Si la cultura
es la construcción de una relación activa entre el hombre y su memoria, y entre
el hombre y el mundo, con la aspiración de lograr el enriquecimiento personal,
la cultura tiene que estar alerta.
Por
supuesto que los tiempos postmodernos son incitantes. Veamos, por ejemplo, la
multiplicidad de emisores. El hecho de que se genere una desmasificación de las
audiencias, -con muchas emisoras de TV digital y emisoras de radio, así como
muchos diarios en la red y con el interesante fenómeno del periodismo
interactivo de los blogs donde hay una comunicación más libre y espontánea que
en los medios tradicionales- supone pluralismo y diversidad. Múltiples mensajes
generarán múltiples receptores de esos mensajes; de un lado encontraremos mensajes
interesados y de otros hallaremos propuestas encaminadas a defender con mejor o
menor fortuna todas las opciones posibles, incluso ese cúmulo de conocimientos
y prácticas culturales específicas de la comunidad que entendemos como
“identidad”, lo cual parece un proceso interesante siempre que entendamos esa
identidad referenciada con el espíritu universal, con el contraste sin
complejos de inferioridad, no a la manera exclusivista y casi totalitaria con
que se entiende la “identidad” en algunas zonas del planeta.
Con
las nuevas posibilidades se destruyen las imágenes predominantes del mundo y de
la vida, ya que se favorece la liberación de las peculiaridades personales y
locales frente a la presión dominadora de las opciones hegemónicas.

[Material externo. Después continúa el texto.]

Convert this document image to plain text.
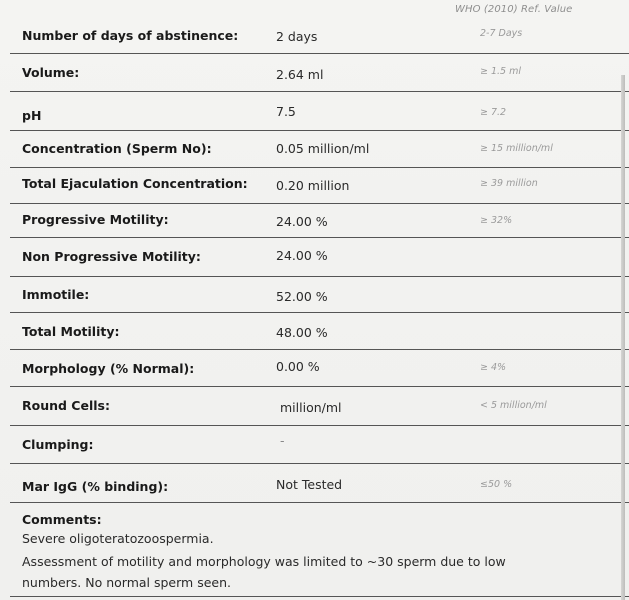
WHO (2010) Ref. Value
Number of days of abstinence:	2 days	2-7 Days
Volume:	2.64 ml	≥ 1.5 ml
pH	7.5	≥ 7.2
Concentration (Sperm No):	0.05 million/ml	≥ 15 million/ml
Total Ejaculation Concentration: 0.20 million	≥ 39 million
Progressive Motility:	24.00 %	≥ 32%
Non Progressive Motility:	24.00 %
Immotile:	52.00 %
Total Motility:	48.00 %
Morphology (% Normal):	0.00 %	≥ 4%
Round Cells:	million/ml	< 5 million/ml
Clumping:	-
Mar IgG (% binding):	Not Tested	≤50 %
Comments:
Severe oligoteratozoospermia.
Assessment of motility and morphology was limited to ~30 sperm due to low
numbers. No normal sperm seen.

Decía
Ortega y Gasset que “la realidad, precisamente por serlo y hallarse fuera de
nuestras mentes individuales, sólo puede llegar a éstas multiplicándose en mil
caras o haces.”
Como
consecuencia de todo ello, las sociedades postmodernas son más complejas,
incluso más caóticas. El propio progreso técnico se torna caprichoso, o hasta
cuestionable. Por ejemplo, hoy son posibles la clonación o las manipulaciones
genéticas, y a veces se tiene la impresión de que el avance desenfrenado puede
ir contra el propio hombre que lo genera. Si ya existen en el mercado
ordenadores que redactan a la voz de su dueño cartas en cualquier idioma,
estamos prescindiendo de un solo golpe de la secretaria y del traductor. La
revolución tecnológica introduce robots en las grandes cadenas de la industria
automovilística, y ello es de tal magnitud que acaba por destruir puestos de
trabajo, o de generar puestos en precario. En EEUU es muy fácil el despido,
pero también es muy fácil encontrar trabajo, aunque el sistema siempre crece
aupando a unas capas sociales y a unas etnias sobre otras, con lo cual la
disputa social siempre está presente. ¿Pero cómo se regeneran esos puestos de
trabajo en países menos desarrollados como el nuestro, si el empresario
lógicamente va a luchar por reducir costos llevándose la producción a países
donde los salarios sean más bajos? ¿Hará falta reivindicar una economía justa,
igual que un comercio justo, a la medida del hombre?
Contra
la orgía de lo efímero y aleatorio, contra el delirio consumista, el mejor
remedio sería buscar una nueva relación con el mundo y sobre todo reactivar la
memoria, reivindicando de paso el sentido de la razón en todos los actos
humanos; será la razón la que ha de eliminar la idea de progreso ilimitado
alzando la del progreso sostenible, pues el progreso ilimitado –por su propia
voracidad y falta de freno racional- se asienta sobre la puesta en grave riego
del medio ambiente. Con la crisis energética que se avecina, con la carencia y
encarecimiento de materias primas, con la escasez de agua y con el cambio
climático por medio, es la razón la que debe reconducir el progreso cuando cada
día mueren en el mundo más de cien mil personas a causa del hambre, y en países
como el nuestro aún se presta escasa ayuda al Tercer Mundo que nos envía miles
de pateras y miles de muertos. El ser humano necesita autodeterminarse una vez
más y el escritor, el intelectual, debe formular de nuevo su mirada crítica y
su apelación a la verdad y a la belleza vertiendo los ideales de un diálogo de
solidaridad y de intercomunicación, pues decía Platón que pensar es dialogar
con nuestros antepasados, con nuestros contemporáneos y con nosotros mismos.